博多駅に降り立った日〜青春の思い出とは

1.新幹線の旅
一人旅だった。新幹線で一路博多へ。雑誌で高千穂峡の幻想的な写真を眺め、行こう!と直ぐに旅立つことを決めた。高千穂峡の水や緑の鮮やかな色やそこでボートに乗っている人々が幻想的な景色に馴染みすぎていて、夢の中のシーンのようであった。新幹線による旅は、久しぶりであった。家族で長崎に行って以来だ。ワクワクドキドキ、いいことがあるような予感がし楽しい心持ちになった。博多〜、博多〜。アナウンスが流れ博多駅に降り立った。初めて来たのに懐かしいような心持ちになった。中学生の頃、好きなバンドの切り抜きをバインダーに入れていたのだが、捨てられず時折眺めていた。甲斐バンドが、博多駅でファンと握手をしている切り抜きである。懐かしい。青春の真っ只中、武道館にコンサートに行ったものだ。ジョン・レノンが凶弾に倒れた時も甲斐バンドを観に武道館にいた。
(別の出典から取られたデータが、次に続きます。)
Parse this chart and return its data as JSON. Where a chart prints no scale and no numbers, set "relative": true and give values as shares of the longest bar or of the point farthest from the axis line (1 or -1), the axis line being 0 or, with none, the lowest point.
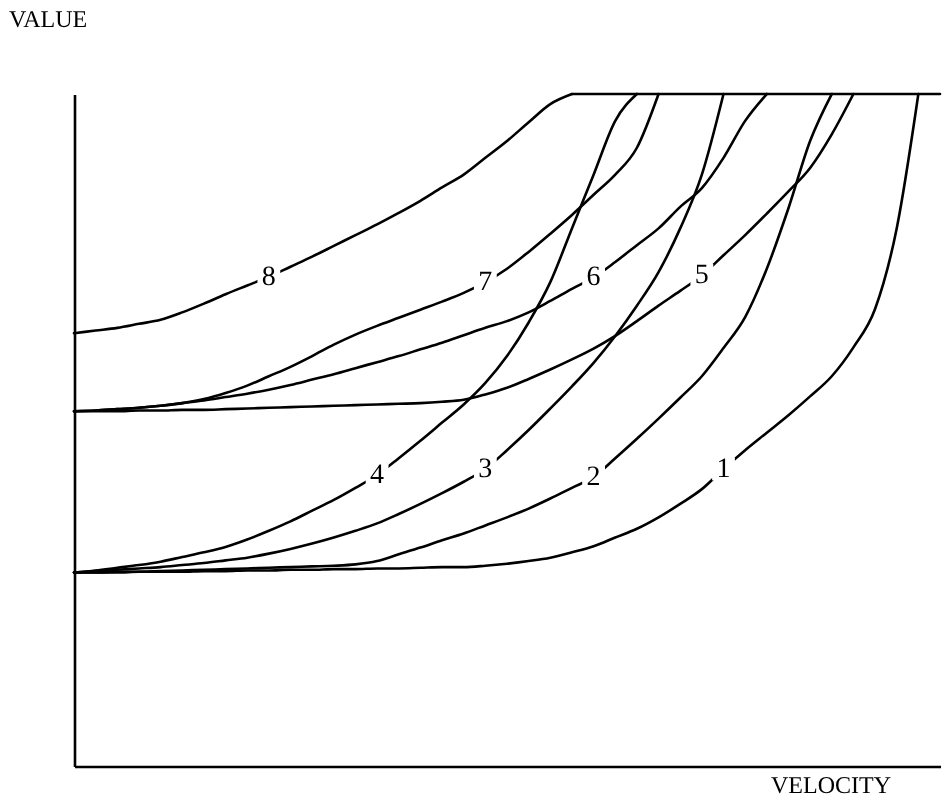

夕刊に載っていたジョン・レノン死す!という記事を楽屋で読んだ甲斐よしひろが、読んでいた新聞をビリビリに破いてしまうシーンは、衝撃的だった。ジョン・レノンの死を前に甲斐よしひろは何に怒りを滾らせただろう。ジョン・レノンの訃報を告げ歌い始めた100万ドルナイトという曲を今でも忘れることができない。劇的で哀しみばかりを爆破するような悲劇的な名曲だ。武道館から帰る道すがら、新聞が売ってないか探した。膜が張られるように隠されでもしたかのように見つからなかった。帰り着いてニュースを見たが、やはりやってなかった。聞き間違いで生きているのではないかと随分と訳の分からないことを考えたものだ。
2.博多駅
博多駅に降り立ち、様々な感慨を抱いた。青春時代から遠く離れ、一人降り立った博多駅で、一人で生きることの意味について考えていた。孤独と呼ぶばかりの執拗なストーカーとわかり合うことなどできないのだ。トカゲの尻尾を切るような形で別れを告げたバンドが甲斐バンドだ。残された尻尾を自分だけのものだと言って愛し続けることにさえ、想像以上に多くの敵がいた。敵ばかりの世界で見る美しい夢そのものが、残された尻尾である。夢を確かめに博多までやってきた。街を歩き、汁粉を食し、焼き物を購入し、うなぎを食した。喜柳という屋台へは、旅の最後の夜に行った。甲斐よしひろがラジオで昔話をする時、よく話題にしていた屋台だ。ラーメンとお酒を注文し屋台の隅に座ると、何か自分のいた世界から弾き飛ばされ、世界の果てに一人でいるような心持ちになった。酔うことで垣間見た異世界は、表の幸福な世界とは逆の暗黒だった。暗黒の最底辺に落ち込んだ者を擬人化することで、血しぶきや恐怖というものが生まれた、だか違う。人間というのは、そういうものではない。